World Bank president Robert B. Zoellick earlier this month announced the appointment of Indonesian Finance Minister Sri Mulyani Indrawati to a leading position. Zoellick indicated that Sri Mulyani will have a key role in the bank’s intensified pro-market reform program to meet “future challenges”—that is, to impose on workers and the impoverished masses the burden of the deepening global financial crisis and the assault on living conditions.
Mulyani will take up her post on June 1 as one of the Washington-based bank’s three managing directors. She replaces Juan Jose Daboub, a former El Salvador finance minister, whose term is about to expire. Mulyani will oversee economic policy in 74 nations in Latin America, the Caribbean, East Asia and the Pacific, the Middle East and North Africa.
Mulyani’s elevation to the World Bank is not just a career change, but is bound up with deepening conflicts within the Indonesian ruling elite. The Indonesian media has suggested that the position was negotiated by President Susilo Bambang Yudhoyono without consulting Mulyani. According to the Jakarta Post, the minister never applied for the job and had plans to resign, but was ordered to take it by the president.
While Mulyani denied the claims, her sudden departure has fuelled speculation that Yudhoyono replaced Mulyani under pressure from Golkar Party chairman Aburizal Bakrie. Golkar, the former ruling party under the Suharto regime, is part of Yudhoyono’s coalition. Aburizal is patron of the influential Bakrie Group of business leaders who have suffered under Mulyani’s aggressive pro-market agenda.
For the past eight months, Mulyani and Vice President Boediono have both been under pressure, spearheaded by Golkar, over the bailout of Bank Century in 2008. A parliamentary inquiry singled out the two for acting illegally in the course of approving the provision of 6.76 trillion rupiah ($US716 million) for the bank. Mulyani and Boediono, then Bank Indonesia governor, claimed the bailout was necessary to prevent a banking collapse. Critics point out that Bank Century was a mid-level private bank and posed no threat to financial system.
When the bailout costs were revealed as much higher than agreed by parliament, popular resentment turned the case into a major issue. An investigation by the Supreme Audit Agency (BPK) uncovered a number of procedural violations in the bailout process. With one parliamentary probe now concluded and further enquiries under way, the Bank Century debacle has become a protracted political sore for Yudhoyono.
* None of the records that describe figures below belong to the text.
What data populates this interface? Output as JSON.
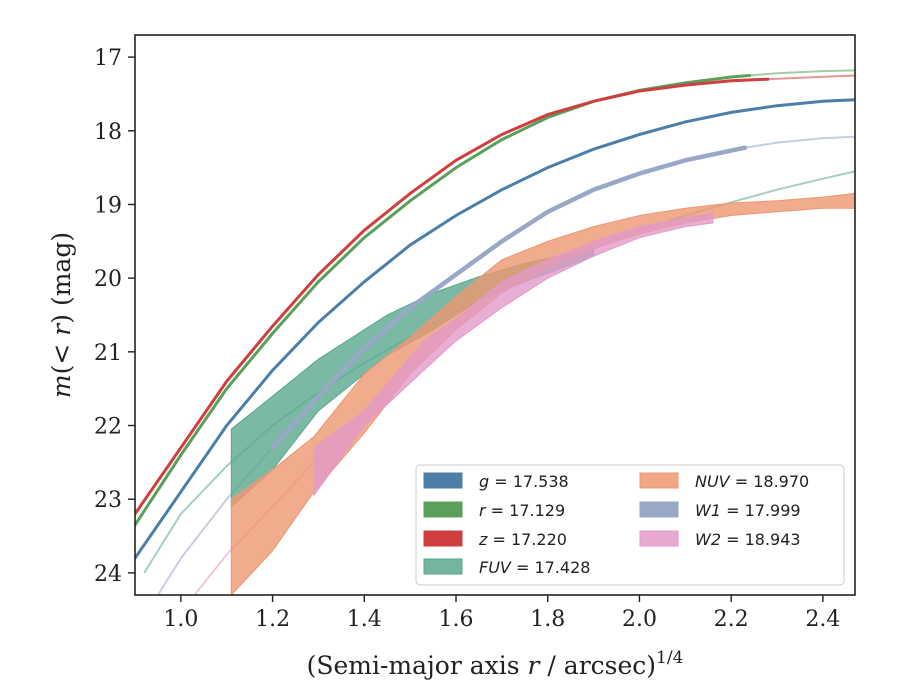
{
  "chart_data": {
    "type": "line",
    "xlabel": "(Semi-major axis r / arcsec)",
    "xlabel_italic_symbol": "r",
    "xlabel_exponent": "1/4",
    "ylabel": "m(< r) (mag)",
    "xlim": [
      0.9,
      2.47
    ],
    "ylim": [
      24.3,
      16.7
    ],
    "y_inverted": true,
    "x_ticks": [
      "1.0",
      "1.2",
      "1.4",
      "1.6",
      "1.8",
      "2.0",
      "2.2",
      "2.4"
    ],
    "y_ticks": [
      "17",
      "18",
      "19",
      "20",
      "21",
      "22",
      "23",
      "24"
    ],
    "grid": false,
    "legend_placement": "lower-right",
    "legend_columns": 2,
    "series": [
      {
        "name": "g = 17.538",
        "band": "g",
        "value": "17.538",
        "color": "#4c7ea8",
        "kind": "line",
        "data": [
          [
            0.9,
            23.8
          ],
          [
            1.0,
            22.9
          ],
          [
            1.1,
            22.0
          ],
          [
            1.2,
            21.25
          ],
          [
            1.3,
            20.6
          ],
          [
            1.4,
            20.05
          ],
          [
            1.5,
            19.55
          ],
          [
            1.6,
            19.15
          ],
          [
            1.7,
            18.8
          ],
          [
            1.8,
            18.5
          ],
          [
            1.9,
            18.25
          ],
          [
            2.0,
            18.05
          ],
          [
            2.1,
            17.88
          ],
          [
            2.2,
            17.75
          ],
          [
            2.3,
            17.66
          ],
          [
            2.4,
            17.6
          ],
          [
            2.47,
            17.58
          ]
        ]
      },
      {
        "name": "r = 17.129",
        "band": "r",
        "value": "17.129",
        "color": "#5aa05a",
        "kind": "line",
        "data": [
          [
            0.9,
            23.35
          ],
          [
            1.0,
            22.4
          ],
          [
            1.1,
            21.5
          ],
          [
            1.2,
            20.75
          ],
          [
            1.3,
            20.05
          ],
          [
            1.4,
            19.45
          ],
          [
            1.5,
            18.95
          ],
          [
            1.6,
            18.5
          ],
          [
            1.7,
            18.12
          ],
          [
            1.8,
            17.82
          ],
          [
            1.9,
            17.6
          ],
          [
            2.0,
            17.45
          ],
          [
            2.1,
            17.35
          ],
          [
            2.2,
            17.27
          ],
          [
            2.24,
            17.25
          ]
        ],
        "extrapolation": [
          [
            2.24,
            17.25
          ],
          [
            2.3,
            17.22
          ],
          [
            2.4,
            17.19
          ],
          [
            2.47,
            17.18
          ]
        ]
      },
      {
        "name": "z = 17.220",
        "band": "z",
        "value": "17.220",
        "color": "#cf3f3f",
        "kind": "line",
        "data": [
          [
            0.9,
            23.2
          ],
          [
            1.0,
            22.3
          ],
          [
            1.1,
            21.4
          ],
          [
            1.2,
            20.65
          ],
          [
            1.3,
            19.95
          ],
          [
            1.4,
            19.35
          ],
          [
            1.5,
            18.85
          ],
          [
            1.6,
            18.4
          ],
          [
            1.7,
            18.05
          ],
          [
            1.8,
            17.78
          ],
          [
            1.9,
            17.6
          ],
          [
            2.0,
            17.46
          ],
          [
            2.1,
            17.38
          ],
          [
            2.2,
            17.32
          ],
          [
            2.28,
            17.3
          ]
        ],
        "extrapolation": [
          [
            2.28,
            17.3
          ],
          [
            2.35,
            17.28
          ],
          [
            2.47,
            17.25
          ]
        ]
      },
      {
        "name": "FUV = 17.428",
        "band": "FUV",
        "value": "17.428",
        "color": "#5aa88e",
        "kind": "band",
        "data_x": [
          1.11,
          1.2,
          1.3,
          1.45,
          1.55,
          1.65,
          1.75,
          1.9
        ],
        "data_upper": [
          22.05,
          21.6,
          21.1,
          20.5,
          20.2,
          19.98,
          19.8,
          19.6
        ],
        "data_lower": [
          23.1,
          22.6,
          21.8,
          21.05,
          20.7,
          20.3,
          20.05,
          19.7
        ],
        "extrapolation": [
          [
            0.92,
            24.0
          ],
          [
            1.0,
            23.2
          ],
          [
            1.1,
            22.55
          ],
          [
            1.2,
            22.0
          ],
          [
            1.3,
            21.55
          ],
          [
            1.4,
            21.15
          ],
          [
            1.5,
            20.8
          ],
          [
            1.6,
            20.45
          ],
          [
            1.7,
            20.15
          ],
          [
            1.8,
            19.85
          ],
          [
            1.9,
            19.6
          ],
          [
            2.0,
            19.35
          ],
          [
            2.1,
            19.15
          ],
          [
            2.2,
            18.97
          ],
          [
            2.3,
            18.8
          ],
          [
            2.4,
            18.65
          ],
          [
            2.47,
            18.55
          ]
        ]
      },
      {
        "name": "NUV = 18.970",
        "band": "NUV",
        "value": "18.970",
        "color": "#ee9770",
        "kind": "band",
        "data_x": [
          1.11,
          1.2,
          1.29,
          1.4,
          1.5,
          1.6,
          1.7,
          1.8,
          1.9,
          2.0,
          2.1,
          2.2,
          2.3,
          2.4,
          2.47
        ],
        "data_upper": [
          23.0,
          22.6,
          22.15,
          21.3,
          20.8,
          20.25,
          19.75,
          19.5,
          19.3,
          19.15,
          19.05,
          18.98,
          18.95,
          18.9,
          18.85
        ],
        "data_lower": [
          24.3,
          23.7,
          22.9,
          22.1,
          21.3,
          20.7,
          20.2,
          19.85,
          19.6,
          19.4,
          19.25,
          19.15,
          19.1,
          19.05,
          19.05
        ],
        "extrapolation": []
      },
      {
        "name": "W1 = 17.999",
        "band": "W1",
        "value": "17.999",
        "color": "#9aa8c8",
        "kind": "line",
        "data": [
          [
            1.2,
            22.3
          ],
          [
            1.3,
            21.6
          ],
          [
            1.4,
            20.95
          ],
          [
            1.5,
            20.4
          ],
          [
            1.6,
            19.95
          ],
          [
            1.7,
            19.5
          ],
          [
            1.8,
            19.1
          ],
          [
            1.9,
            18.8
          ],
          [
            2.0,
            18.58
          ],
          [
            2.1,
            18.4
          ],
          [
            2.23,
            18.23
          ]
        ],
        "extrapolation": [
          [
            0.95,
            24.3
          ],
          [
            1.0,
            23.8
          ],
          [
            1.1,
            23.0
          ],
          [
            1.2,
            22.3
          ],
          [
            1.3,
            21.6
          ],
          [
            1.4,
            20.95
          ],
          [
            1.5,
            20.4
          ],
          [
            1.6,
            19.95
          ],
          [
            1.7,
            19.5
          ],
          [
            1.8,
            19.1
          ],
          [
            1.9,
            18.8
          ],
          [
            2.0,
            18.58
          ],
          [
            2.1,
            18.4
          ],
          [
            2.23,
            18.23
          ],
          [
            2.3,
            18.16
          ],
          [
            2.4,
            18.1
          ],
          [
            2.47,
            18.08
          ]
        ]
      },
      {
        "name": "W2 = 18.943",
        "band": "W2",
        "value": "18.943",
        "color": "#e49ac8",
        "kind": "band",
        "data_x": [
          1.29,
          1.4,
          1.53,
          1.6,
          1.7,
          1.8,
          1.9,
          2.0,
          2.1,
          2.16
        ],
        "data_upper": [
          22.3,
          21.8,
          20.85,
          20.55,
          20.05,
          19.75,
          19.5,
          19.3,
          19.18,
          19.12
        ],
        "data_lower": [
          22.95,
          22.0,
          21.25,
          20.85,
          20.4,
          20.0,
          19.7,
          19.45,
          19.3,
          19.25
        ],
        "extrapolation": [
          [
            1.03,
            24.3
          ],
          [
            1.1,
            23.75
          ],
          [
            1.2,
            23.1
          ],
          [
            1.29,
            22.5
          ]
        ]
      }
    ]
  }
}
It has long been rumoured that Mulyani would be made a scapegoat. As finance minister, she carried out the demands of international financial institutions for a “level playing field” for foreign investors by cracking down on the cronyism and corrupt practices that protected less competitive sections of Indonesian business. As a result she came into conflict with layers of the country’s business and political elite.
Mulyani’s economic measures faced strong opposition, including from businessmen and politicians and public servants close to Yudhoyono. In late 2008, she refused to shut the stock market at a time when shares in Bakrie-related companies were plunging in value. When Yudhoyono overruled her decision, she tendered her resignation. While Yudhoyono did not accept the resignation, it is clear that Mulyani had some powerful enemies.
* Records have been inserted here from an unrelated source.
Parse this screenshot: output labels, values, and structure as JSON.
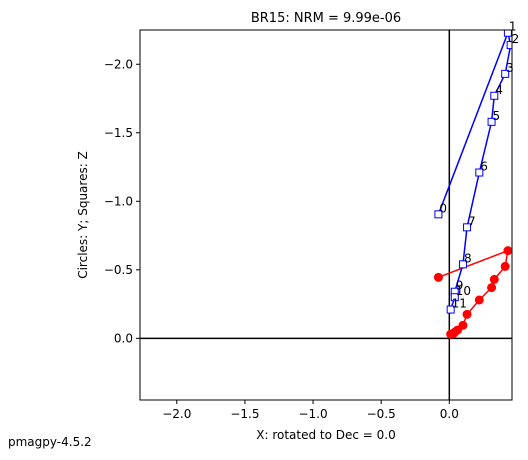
{
  "chart_data": {
    "type": "scatter",
    "title": "BR15: NRM =  9.99e-06",
    "x_label": "X: rotated to Dec =     0.0",
    "y_label": "Circles: Y; Squares: Z",
    "xlim": [
      -2.27,
      0.46
    ],
    "ylim": [
      0.45,
      -2.25
    ],
    "xticks": [
      {
        "value": -2.0,
        "label": "−2.0"
      },
      {
        "value": -1.5,
        "label": "−1.5"
      },
      {
        "value": -1.0,
        "label": "−1.0"
      },
      {
        "value": -0.5,
        "label": "−0.5"
      },
      {
        "value": 0,
        "label": "0.0"
      }
    ],
    "yticks": [
      {
        "value": -2.0,
        "label": "−2.0"
      },
      {
        "value": -1.5,
        "label": "−1.5"
      },
      {
        "value": -1.0,
        "label": "−1.0"
      },
      {
        "value": -0.5,
        "label": "−0.5"
      },
      {
        "value": 0,
        "label": "0.0"
      }
    ],
    "point_labels": [
      "0",
      "1",
      "2",
      "3",
      "4",
      "5",
      "6",
      "7",
      "8",
      "9",
      "10",
      "11"
    ],
    "series": [
      {
        "color": "#ff0000",
        "marker": "circle",
        "x": [
          -0.08,
          0.43,
          0.41,
          0.33,
          0.31,
          0.22,
          0.13,
          0.1,
          0.06,
          0.04,
          0.03,
          0.01
        ],
        "values": [
          -0.445,
          -0.64,
          -0.525,
          -0.43,
          -0.37,
          -0.28,
          -0.175,
          -0.095,
          -0.06,
          -0.045,
          -0.035,
          -0.03
        ]
      },
      {
        "color": "#0000ff",
        "marker": "square",
        "x": [
          -0.08,
          0.43,
          0.45,
          0.41,
          0.33,
          0.31,
          0.22,
          0.13,
          0.1,
          0.04,
          0.04,
          0.01
        ],
        "values": [
          -0.905,
          -2.23,
          -2.14,
          -1.93,
          -1.77,
          -1.58,
          -1.21,
          -0.81,
          -0.54,
          -0.34,
          -0.3,
          -0.21
        ]
      }
    ]
  },
  "footer": "pmagpy-4.5.2"
}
Her move to the World Bank has solved a few problems for Yudhoyono. Political analyst Arbi Sanit noted in the Jakarta Post: “It’s an exit strategy that makes everyone happy. Mulyani will not lose face as she will get a prestigious job, Yudhoyono can now fix the battered coalition, and investors can do business peacefully without being confronted by political bickering”.
International fears that Mulyani’s departure will see the government’s pro-market agenda stall was a factor behind sharp falls in the markets. Following the announcement, the rupiah lost 1 percent despite an intervention by Indonesia’s central bank. At the same time, the Jakarta Composite index dropped 95.58 points, or 3.2 percent. As a recent article in the Economist magazine noted, global business still regards Indonesia as hostile to foreign investment, beset by corruption and over-burdened with subsidies and other “distortions”.
As well as provoking business opposition, Mulyani’s economic measures have deepened the gulf between rich and poor, and raised social tensions. For the majority of the country’s 231 million people, the reality of life is one of stark poverty and a lack of basic services. One person in seven lives below the poverty line, with millions more just marginally above it. On key social measures, such as life expectancy, health care and sanitation, the country scores poorly.
For its part, the World Bank has recruited a new director in the midst of a major reorganisation designed to strengthen its hand in the midst of the global economic crisis. Sri Mulyani will undoubtedly play in central role in the international drive for governments to reduce expenditure and load the debt crisis onto the backs of the working class.
A former International Monetary Fund executive director, Mulyani’s tenure as Indonesian finance minister was marked by the reining in of budget deficits to less than 2 percent of GDP—a very low figure by current international standards. According to an opinion piece by economist Winarno Zain in the Jakarta Post—entitled “Why the World Bank needs Sri Mulyani?”—she will be expected to use her authority “to pressure countries under her supervision to implement more vigorously the same approach of macro-economic policy as she implemented in Indonesia”.